In 2015, the feedback that 50 young adults shared with us about the kind of support they needed from mental health services helped to shape how those services look today. The same year, our staff and volunteers visited mental health day services used by adults of all ages to listen to staff and service users who were anxious about upcoming service changes. The following year over 100 people who used day services shared their stories with us. We were able to use these stories to give commissioners a better understanding of the reasons why people valued certain aspects of the support and to make sure that service users’ views were properly represented as part of the recommissioning process.
In 2020, we published our report demonstrating that mental health support was less accessible to communities that didn’t have English as a first language. As a result, new culturally-sensitive services have been introduced including mother-tongue counselling and peer support. A mental health inequalities subgroup co-chaired by Healthwatch has been established to make existing commissioning processes more robustly inclusive. And, working with community partners, we have published a mental health inequalities toolkit to support commissioners to design services that are accessible to diverse communities.

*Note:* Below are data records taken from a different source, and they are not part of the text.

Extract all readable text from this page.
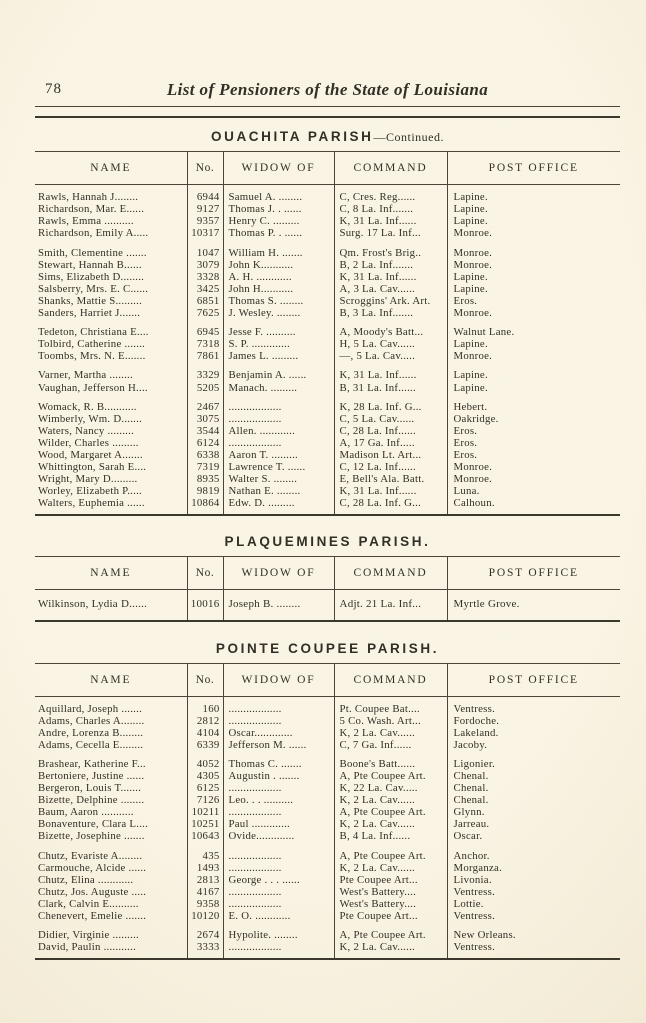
78	List of Pensioners of the State of Louisiana
OUACHITA PARISH—Continued.
NAME	No.	WIDOW OF	COMMAND	POST OFFICE
Rawls, Hannah J........	6944	Samuel A. ........	C, Cres. Reg......	Lapine.
Richardson, Mar. E......	9127	Thomas J. . ......	C, 8 La. Inf.......	Lapine.
Rawls, Emma ..........	9357	Henry C. .........	K, 31 La. Inf......	Lapine.
Richardson, Emily A.....	10317	Thomas P. . ......	Surg. 17 La. Inf...	Monroe.

Smith, Clementine .......	1047	William H. .......	Qm. Frost's Brig..	Monroe.
Stewart, Hannah B......	3079	John K...........	B, 2 La. Inf.......	Monroe.
Sims, Elizabeth D........	3328	A. H. ............	K, 31 La. Inf......	Lapine.
Salsberry, Mrs. E. C......	3425	John H...........	A, 3 La. Cav......	Lapine.
Shanks, Mattie S.........	6851	Thomas S. ........	Scroggins' Ark. Art.	Eros.
Sanders, Harriet J.......	7625	J. Wesley. ........	B, 3 La. Inf.......	Monroe.

Tedeton, Christiana E....	6945	Jesse F. ..........	A, Moody's Batt...	Walnut Lane.
Tolbird, Catherine .......	7318	S. P. .............	H, 5 La. Cav......	Lapine.
Toombs, Mrs. N. E.......	7861	James L. .........	—, 5 La. Cav.....	Monroe.

Varner, Martha ........	3329	Benjamin A. ......	K, 31 La. Inf......	Lapine.
Vaughan, Jefferson H....	5205	Manach. .........	B, 31 La. Inf......	Lapine.

Womack, R. B...........	2467	..................	K, 28 La. Inf. G...	Hebert.
Wimberly, Wm. D.......	3075	..................	C, 5 La. Cav......	Oakridge.
Waters, Nancy .........	3544	Allen. ............	C, 28 La. Inf......	Eros.
Wilder, Charles .........	6124	..................	A, 17 Ga. Inf.....	Eros.
Wood, Margaret A.......	6338	Aaron T. .........	Madison Lt. Art...	Eros.
Whittington, Sarah E....	7319	Lawrence T. ......	C, 12 La. Inf......	Monroe.
Wright, Mary D.........	8935	Walter S. ........	E, Bell's Ala. Batt.	Monroe.
Worley, Elizabeth P.....	9819	Nathan E. ........	K, 31 La. Inf......	Luna.
Walters, Euphemia ......	10864	Edw. D. .........	C, 28 La. Inf. G...	Calhoun.
PLAQUEMINES PARISH.
NAME	No.	WIDOW OF	COMMAND	POST OFFICE
Wilkinson, Lydia D......	10016	Joseph B. ........	Adjt. 21 La. Inf...	Myrtle Grove.
POINTE COUPEE PARISH.
NAME	No.	WIDOW OF	COMMAND	POST OFFICE
Aquillard, Joseph .......	160	..................	Pt. Coupee Bat....	Ventress.
Adams, Charles A........	2812	..................	5 Co. Wash. Art...	Fordoche.
Andre, Lorenza B........	4104	Oscar.............	K, 2 La. Cav......	Lakeland.
Adams, Cecella E........	6339	Jefferson M. ......	C, 7 Ga. Inf......	Jacoby.

Brashear, Katherine F...	4052	Thomas C. .......	Boone's Batt......	Ligonier.
Bertoniere, Justine ......	4305	Augustin . .......	A, Pte Coupee Art.	Chenal.
Bergeron, Louis T.......	6125	..................	K, 22 La. Cav.....	Chenal.
Bizette, Delphine ........	7126	Leo. . . ..........	K, 2 La. Cav......	Chenal.
Baum, Aaron ...........	10211	..................	A, Pte Coupee Art.	Glynn.
Bonaventure, Clara L....	10251	Paul .............	K, 2 La. Cav......	Jarreau.
Bizette, Josephine .......	10643	Ovide.............	B, 4 La. Inf......	Oscar.

Chutz, Evariste A........	435	..................	A, Pte Coupee Art.	Anchor.
Carmouche, Alcide ......	1493	..................	K, 2 La. Cav......	Morganza.
Chutz, Elina ............	2813	George . . . ......	Pte Coupee Art...	Livonia.
Chutz, Jos. Auguste .....	4167	..................	West's Battery....	Ventress.
Clark, Calvin E..........	9358	..................	West's Battery....	Lottie.
Chenevert, Emelie .......	10120	E. O. ............	Pte Coupee Art...	Ventress.

Didier, Virginie .........	2674	Hypolite. ........	A, Pte Coupee Art.	New Orleans.
David, Paulin ...........	3333	..................	K, 2 La. Cav......	Ventress.
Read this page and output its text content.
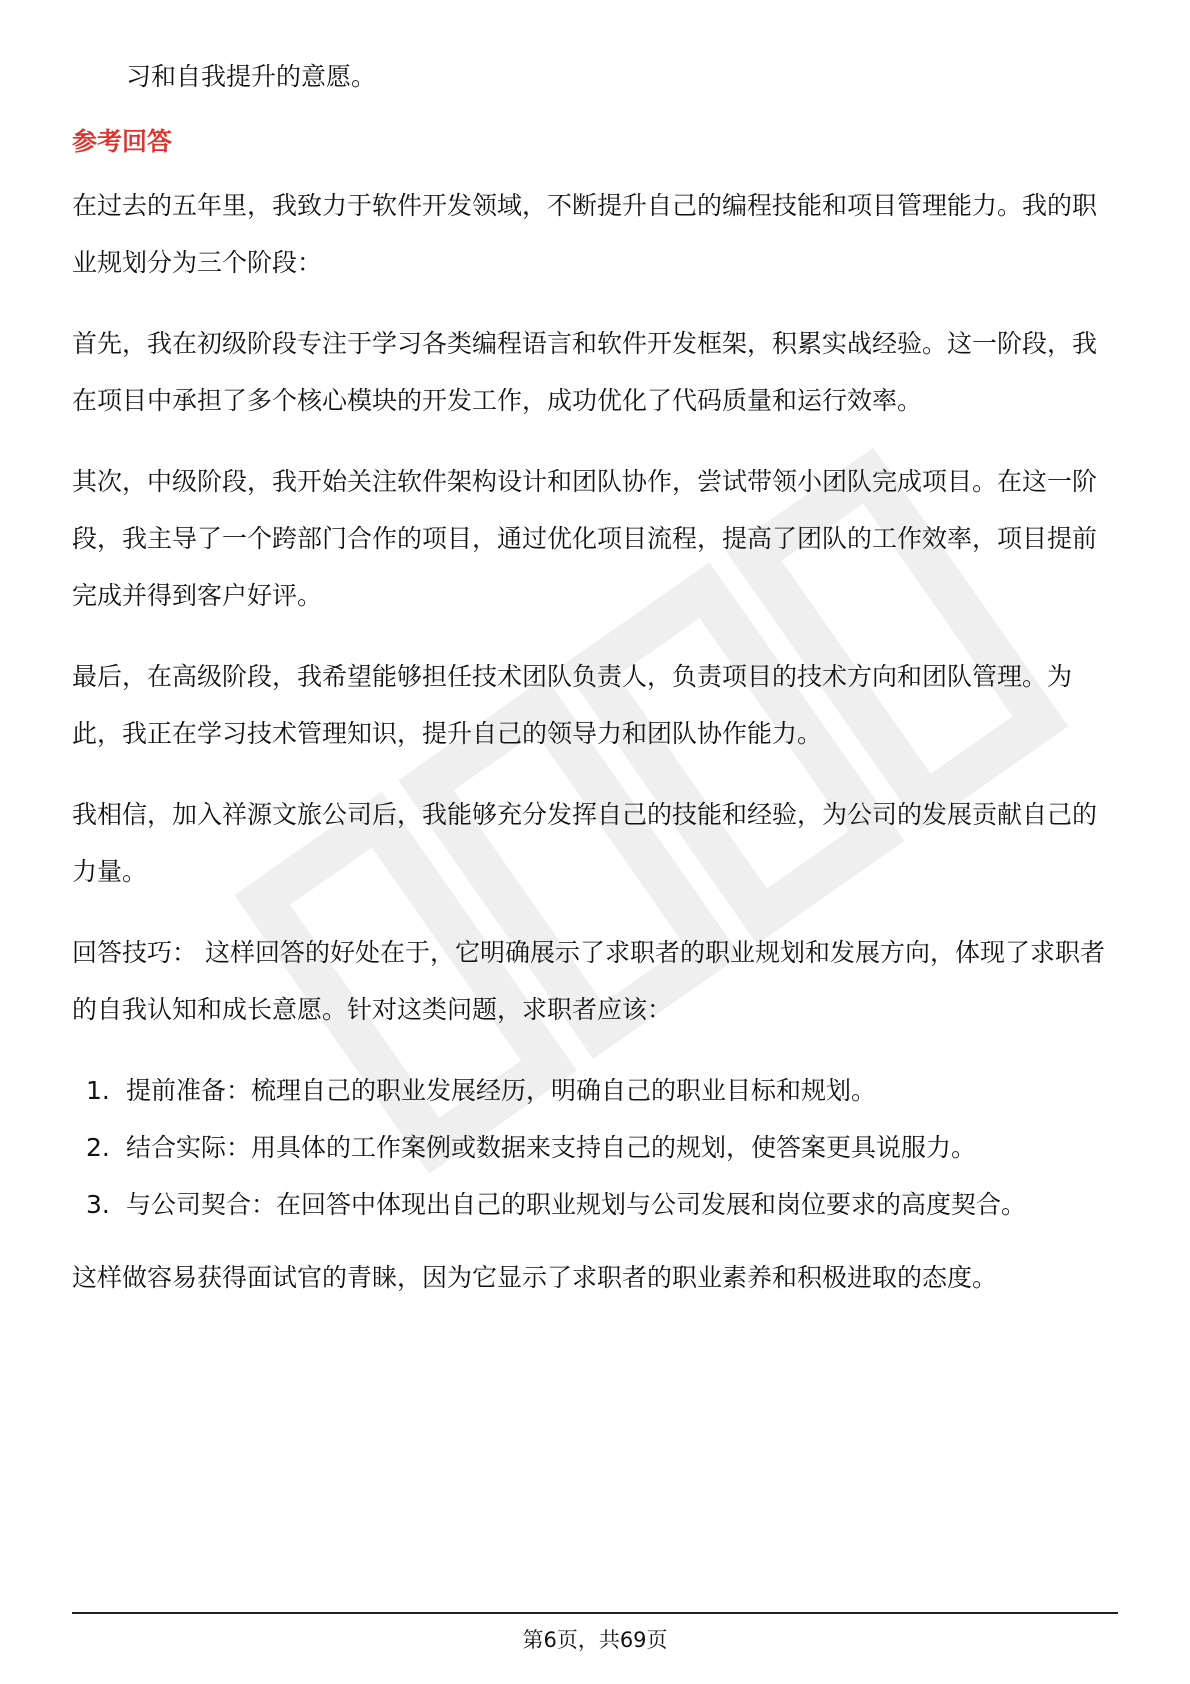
习和自我提升的意愿。

参考回答

在过去的五年里，我致力于软件开发领域，不断提升自己的编程技能和项目管理能力。我的职业规划分为三个阶段：

首先，我在初级阶段专注于学习各类编程语言和软件开发框架，积累实战经验。这一阶段，我在项目中承担了多个核心模块的开发工作，成功优化了代码质量和运行效率。

其次，中级阶段，我开始关注软件架构设计和团队协作，尝试带领小团队完成项目。在这一阶段，我主导了一个跨部门合作的项目，通过优化项目流程，提高了团队的工作效率，项目提前完成并得到客户好评。

最后，在高级阶段，我希望能够担任技术团队负责人，负责项目的技术方向和团队管理。为此，我正在学习技术管理知识，提升自己的领导力和团队协作能力。

我相信，加入祥源文旅公司后，我能够充分发挥自己的技能和经验，为公司的发展贡献自己的力量。

回答技巧： 这样回答的好处在于，它明确展示了求职者的职业规划和发展方向，体现了求职者的自我认知和成长意愿。针对这类问题，求职者应该：

1. 提前准备：梳理自己的职业发展经历，明确自己的职业目标和规划。
2. 结合实际：用具体的工作案例或数据来支持自己的规划，使答案更具说服力。
3. 与公司契合：在回答中体现出自己的职业规划与公司发展和岗位要求的高度契合。

这样做容易获得面试官的青睐，因为它显示了求职者的职业素养和积极进取的态度。

第6页，共69页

Now it’s 2023, and there’s been another step-change in our work, with three members of Healthwatch staff based for most of the week at Camden and Islington NHS Foundation Trust (our local mental health trust). The posts are new but the ambition is the same - to improve community access to mental health support. Our staff are supporting the Trust to build relationships with under-served communities and the community organisations working with them. One thing we hope this will do is enable earlier intervention, reaching and supporting more people when they are in the earliest stages of poor mental health, so they have the best chance of getting well and staying that way.